“The amount of negative impact this will have will last decades if not forever turn the tide of competition with China in favor of China,” said Captjur CEO Bob Bilbruck.
- Joe Biden ordered emergency measures on Monday, declaring a two-year tariff exemption on panels from Southeast Asia in a bid to promote the “climate change” aspect of his Build Back Better agenda.
- Biden is going so far as to invoke the Defense Production Act to do so, even amid an ongoing Commerce Department inquiry into possible trade violations involving Chinese products. That inquiry is looking into whether four countries in Southeast Asia that supply about 80% of U.S. solar panels and parts—Cambodia, Malaysia, Thailand, and Vietnam—are using components from China that should be subject to U.S. tariffs.
- American solar panel manufacturer First Solar Inc. is criticizing Biden’s move, arguing that freezing these tariffs grants “unfettered access to China’s state-subsidized solar companies for the next two years” and that using the Defense Production Act is “an ineffective use of taxpayer dollars and falls well short of a durable solar industrial policy.”
- The majority of the world’s solar panels, and the materials used to make them, come from China, according to the Committee on Energy and Commerce Staff.
- Even though the U.S. can extract these minerals in its own territory, production and mining of these materials in America are highly limited due to heavy environmental regulations, like those imposed by the Biden admin.
- “The amount of negative impact [ending these tarrifs] will have will last decades if not forever turn the tide of competition with China in favor of China,” said Bob Bilbruck, CEO of the consulting firm Captjur. Bilbruck went on to argue that President Donald Trump’s tariffs “had been keeping China in check” and that lifting them now “will allow China (to gain) back full control of the import and export market, thus strengthening their country and weakening the US further in this area.”
U.S. PRODUCTION WOULD BE “SUPERIOR TO WHAT’S CURRENTLY BEING DONE IN CHINA“:
- Drew Horn, a former U.S. Army Green Beret and founder of a company called GreenMet, whose goal is to secure these minerals in the supply chain, points out that China’s monopoly over rare earth minerals creates a national security issue.
- “It’s incredibly difficult to synchronize and bring all of it together in a way that actually moves the needle,” said Horn. “Because what you’re talking about is essentially creating a vertically aligned supply chain that now only exists in China.”
- Horn went on to explain that America’s production of rare earth materials would “actually be superior to what’s currently being done in China because it would have regular regulatory oversight and better technology that would be forced because of the environment here.”
- The Ronald Reagan Institute reported last November the great need for the U.S. to become more self-reliant. “China’s push for self-reliance starkly contrasts with America’s increasing dependence on imports, including in supply chains critical to national security such as rare earth minerals and semiconductors,” the report stated.
- “We’ve given it to China.

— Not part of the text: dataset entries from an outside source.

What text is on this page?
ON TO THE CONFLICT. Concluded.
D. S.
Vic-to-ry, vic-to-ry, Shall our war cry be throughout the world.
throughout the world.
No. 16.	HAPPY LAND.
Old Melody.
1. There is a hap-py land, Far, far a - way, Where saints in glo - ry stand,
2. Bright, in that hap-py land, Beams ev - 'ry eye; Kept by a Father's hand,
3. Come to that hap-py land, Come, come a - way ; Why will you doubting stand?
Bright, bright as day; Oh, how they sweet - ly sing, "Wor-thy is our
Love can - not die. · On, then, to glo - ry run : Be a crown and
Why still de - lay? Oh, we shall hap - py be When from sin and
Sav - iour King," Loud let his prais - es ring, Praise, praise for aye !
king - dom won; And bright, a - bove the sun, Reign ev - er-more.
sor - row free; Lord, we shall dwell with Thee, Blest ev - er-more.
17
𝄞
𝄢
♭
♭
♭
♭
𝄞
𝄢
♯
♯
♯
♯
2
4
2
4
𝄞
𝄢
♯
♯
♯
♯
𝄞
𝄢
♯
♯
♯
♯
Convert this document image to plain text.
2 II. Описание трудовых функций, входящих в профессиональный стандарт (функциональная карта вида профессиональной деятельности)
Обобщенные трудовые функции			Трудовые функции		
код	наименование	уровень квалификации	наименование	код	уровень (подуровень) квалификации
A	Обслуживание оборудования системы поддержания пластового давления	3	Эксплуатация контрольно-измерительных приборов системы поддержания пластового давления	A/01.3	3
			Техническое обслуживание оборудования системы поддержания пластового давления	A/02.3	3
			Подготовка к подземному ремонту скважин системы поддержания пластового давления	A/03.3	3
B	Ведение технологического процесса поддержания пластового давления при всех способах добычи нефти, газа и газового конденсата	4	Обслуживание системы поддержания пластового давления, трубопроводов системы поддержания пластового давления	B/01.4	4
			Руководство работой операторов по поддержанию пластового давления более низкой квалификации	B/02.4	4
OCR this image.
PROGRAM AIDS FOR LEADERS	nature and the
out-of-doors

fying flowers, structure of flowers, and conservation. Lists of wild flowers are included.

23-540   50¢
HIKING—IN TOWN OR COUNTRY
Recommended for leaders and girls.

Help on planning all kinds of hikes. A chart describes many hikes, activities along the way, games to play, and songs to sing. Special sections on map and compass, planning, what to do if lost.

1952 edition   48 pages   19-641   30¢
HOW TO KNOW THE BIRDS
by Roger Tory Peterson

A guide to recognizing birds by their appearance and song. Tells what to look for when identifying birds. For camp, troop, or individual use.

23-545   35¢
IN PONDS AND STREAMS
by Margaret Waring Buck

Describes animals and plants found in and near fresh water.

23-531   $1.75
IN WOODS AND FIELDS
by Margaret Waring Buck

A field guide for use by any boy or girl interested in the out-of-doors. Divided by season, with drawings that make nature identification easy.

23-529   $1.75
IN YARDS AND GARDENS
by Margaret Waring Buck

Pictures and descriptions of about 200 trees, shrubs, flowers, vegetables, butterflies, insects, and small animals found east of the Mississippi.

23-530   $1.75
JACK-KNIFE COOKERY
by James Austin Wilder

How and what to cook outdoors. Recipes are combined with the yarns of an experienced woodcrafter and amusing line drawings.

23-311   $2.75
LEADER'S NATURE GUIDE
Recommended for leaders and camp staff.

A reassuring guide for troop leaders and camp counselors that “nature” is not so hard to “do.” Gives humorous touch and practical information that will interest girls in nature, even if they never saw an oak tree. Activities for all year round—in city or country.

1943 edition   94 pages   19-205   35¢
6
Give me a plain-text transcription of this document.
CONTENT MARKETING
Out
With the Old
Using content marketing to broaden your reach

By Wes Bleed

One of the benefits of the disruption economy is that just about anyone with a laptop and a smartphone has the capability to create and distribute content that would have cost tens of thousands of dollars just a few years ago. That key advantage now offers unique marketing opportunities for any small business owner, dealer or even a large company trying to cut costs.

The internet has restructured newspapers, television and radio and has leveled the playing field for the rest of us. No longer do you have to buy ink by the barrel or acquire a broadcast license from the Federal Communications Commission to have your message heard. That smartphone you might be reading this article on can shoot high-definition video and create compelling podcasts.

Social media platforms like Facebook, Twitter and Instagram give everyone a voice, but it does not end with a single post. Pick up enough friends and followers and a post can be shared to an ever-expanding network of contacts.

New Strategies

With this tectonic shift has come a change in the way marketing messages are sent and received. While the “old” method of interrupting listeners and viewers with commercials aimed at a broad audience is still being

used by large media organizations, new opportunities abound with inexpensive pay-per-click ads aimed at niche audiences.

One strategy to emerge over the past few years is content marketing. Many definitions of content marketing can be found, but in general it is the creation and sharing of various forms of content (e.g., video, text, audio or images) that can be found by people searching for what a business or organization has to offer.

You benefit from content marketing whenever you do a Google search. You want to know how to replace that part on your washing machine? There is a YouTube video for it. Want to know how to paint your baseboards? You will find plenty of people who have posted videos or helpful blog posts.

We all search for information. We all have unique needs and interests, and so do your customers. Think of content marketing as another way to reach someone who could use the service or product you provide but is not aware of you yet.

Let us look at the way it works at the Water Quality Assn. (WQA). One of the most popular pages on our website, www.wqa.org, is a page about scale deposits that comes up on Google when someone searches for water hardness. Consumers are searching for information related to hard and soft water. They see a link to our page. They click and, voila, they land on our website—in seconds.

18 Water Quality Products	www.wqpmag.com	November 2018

We’ve essentially ceded it to China and that impacts everything from our F-35 fighter aircraft to the phones that we use every day in our lives,” said Roger Zakheim, Director of the institute.
- The Commerce probe, launched in March, came following last year’s ban on solar panels and parts that were suspected of having links to forced labor in China’s Xinjiang Province, where more than a million Uighur Muslims have been detained in “reeducation camps” and experience “intense surveillance, religious restrictions, forced labor, and forced sterilizations.”
- The World Economic Forum (WEF) has been using the phrase “Build Back Better” as far back as 2018, the phrase standing for efforts aimed at “integrating climate goals” and “reducing longer-term risks linked to climate change.” The WEF—the group implementing the worldwide “Great Reset” agenda—has installed its ‘Global Future Council on China’ to bolster China’s “taking an increasingly active role in reshaping the international system of climate change, digital transformation and economic development,” the WEF webpage for the council reads. The WEF’s Global Future Council on China will “explore emerging models of Chinese leadership adapted to a new norm of globalization” and “make recommendations for building trust between China and the rest of the world – based on mutual respect and shared interest – in pursuing strategic cooperation in areas such as climate change, health research and sustainable technologies.” “The council will illustrate how business leaders both inside and outside China can navigate this changing landscape to bring an entrepreneurial approach to solving global challenges.”
- Joe Biden is an “agenda contributor” for the WEF. In his 2017 address to the WEF, Biden pledged he would “stand with” the organization, promising, “I will continue to use my voice and my power as a citizen—doing whatever I can to keep our transatlantic alliance strong and vibrant—because our common future depends upon it.”